Insert reference to Bill Murray film here

It’s probably churlish to the n-th degree to moan about the general standard of public Welsh on the very day Big Brother speaks nothing else. But far be it from me to pass up an opportunity to point and laugh at roadsigns.

So, the story: the Vale of Glamorgan council put up a road sign saying ‘Cyclists Dismount’ in English, but, bafflingly, the Welsh below it says ‘Cystitis Overturn’. Which, as Dave Barry might say, is a good name for a band.

Yes, this is funny, granted. Amusing enough to make it the most emailed story from the BBC News website at one point today. As to how the warning about bladder infection appeared on the road sign, one explanation is that ‘cyclist’ might have appeared next to ‘cystitis’ in an online dictionary. It must have been a very small dictionary.

We can laugh. And we do. But this is an isolated incident, surely? In normal circumstances, no-one without a grasp of the sense of a language would dare claim to be able to translate into it? If only. There is, you won’t be surprised to know, a Flickr pool solely dedicated to mad, bad Welsh found on public signs.
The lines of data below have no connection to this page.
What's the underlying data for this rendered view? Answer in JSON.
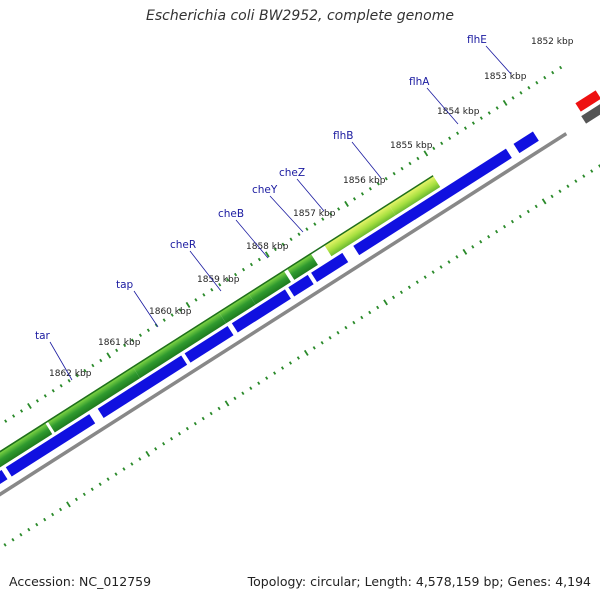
{
  "title": "Escherichia coli BW2952, complete genome",
  "footer": {
    "accession": "Accession: NC_012759",
    "genome_info": "Topology: circular; Length: 4,578,159 bp; Genes: 4,194"
  },
  "colors": {
    "cds": "#1010e0",
    "gene_dark": "#2a8a2a",
    "gene_light": "#8fe048",
    "highlight": "#e8f060",
    "other_feature": "#ee1111",
    "backbone": "#888888",
    "ticks": "#2a8a2a"
  },
  "tick_labels": [
    {
      "text": "1852 kbp"
    },
    {
      "text": "1853 kbp"
    },
    {
      "text": "1854 kbp"
    },
    {
      "text": "1855 kbp"
    },
    {
      "text": "1856 kbp"
    },
    {
      "text": "1857 kbp"
    },
    {
      "text": "1858 kbp"
    },
    {
      "text": "1859 kbp"
    },
    {
      "text": "1860 kbp"
    },
    {
      "text": "1861 kbp"
    },
    {
      "text": "1862 kbp"
    }
  ],
  "gene_labels": [
    {
      "text": "flhE"
    },
    {
      "text": "flhA"
    },
    {
      "text": "flhB"
    },
    {
      "text": "cheZ"
    },
    {
      "text": "cheY"
    },
    {
      "text": "cheB"
    },
    {
      "text": "cheR"
    },
    {
      "text": "tap"
    },
    {
      "text": "tar"
    }
  ]
}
Not private documents, not, for the most part, newspapers and magazines. Just in public.

It contains 146 photos.

Most of these, it’s true, can be explained by a signwriter not really paying attention. Many can be explained by an amateur translator not really paying attention (go to the World Music section in the Cardiff Virgin Megastore, and the Welsh sign will greet you with ‘Wordy Music’). Some of the blunders are of the Eats, Shoots and Leaves level of pedantry (which I support, in whatever language).

Some, though, are jawdropping to a cystitis-overturning level. Take, for instance, a simple, innocuous sign about raised manhole covers. Manhole? Well that’s easy to translate. Just take ‘man’ and ‘hole’, look them up in a Welsh dictionary, reverse the order because Welsh is that sort of language, and there you go. The trouble is that if you do that, your resulting sign contains an instruction to watch out for covers of the sort of holes that all men have, certainly, but that they’d probably be arrested for raising in public. Think that sign would never make it pass the proof reader? What proof reader?

There’s more, of course. Blasting in Progress becomes Workers Exploding. If you’re crossing the road, look right – or, if you speak Welsh, look left instead. There’s a severe drop onto the bus concourse – or, rather, a trenchant raindrop leads to this bus multitude.

The moral of the story? Translation is hard. Even if you’ve only got two words to translate, it’s not just a matter of having a bilingual dictionary, or even an online translation tool, and plugging a few words in and hoping you strike lucky. So, if you are a translator of whatever language, it seems you’ll be in clover for many, many years to come. Just make sure you don’t skimp on the proof-reading. And be careful around the manholes.